Babu Jagjivan Ram 113th birth anniversary.:
The Prime Minister paid tributes to freedom fighters and former Deputy Prime Minister Babu Jagjivan Ram on his 113th birth anniversary.
- Jagjivan Ram, popularly known as Babuji, was a national leader, a freedom fighter, a crusader of social justice, a champion of depressed classes, and an outstanding Parliamentarian.
- Jagjivan Ram was born on 5th April 1908 in Chandwa in Bihar to a Dalit family.
- In 1931, he became a member of the Indian National Congress (Congress Party).
- He was instrumental in the foundation of the All India Depressed Classes League, an organisation dedicated to attaining equality for untouchables, in 1934-35.

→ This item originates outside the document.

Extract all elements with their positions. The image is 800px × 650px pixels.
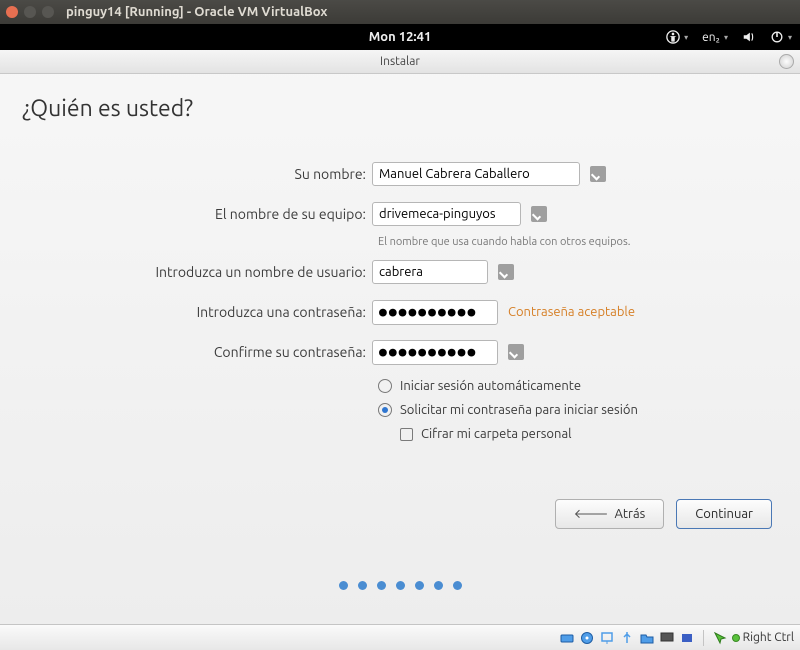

- He was a champion of social equality and equal rights for the Depressed Classes.
- In 1935, he proposed at a session of the Hindu Mahasabha that drinking water wells and temples be open to untouchables.
- In 1935, Babuji also appeared before the Hammond Commission at Ranchi and demanded, for the first time, voting rights for the Dalits.
- He was jailed twice in the early 1940s for his political activities associated with the Quit India movement against British rule.
- When Jawaharlal Nehru formed the provisional government, Jagjivan Ram became its youngest minister.
- After independence he held the labour portfolio until 1952. Thereafter he served in Nehru’s cabinet in the posts of minister for communications (1952–56), transport and railways (1956–62), and transport and communications (1962–63).
- He served as minister for food and agriculture (1967–70), and in 1970 he was made minister of defense.
- The Indo-Pakistan War of 1971 was fought when he was the defense minister.
- He left Congress in 1977 and joined the Janata Party alliance, along with his Congress for Democracy (new party). He later served as the Deputy Prime Minister of India (1977–79).
- Jagjivan Ram was a member of the Parliament uninterrupted from 1936 to 1986 (40 years) and this is a world record.
- He also holds another record for being the longest-serving cabinet minister in India (30 years).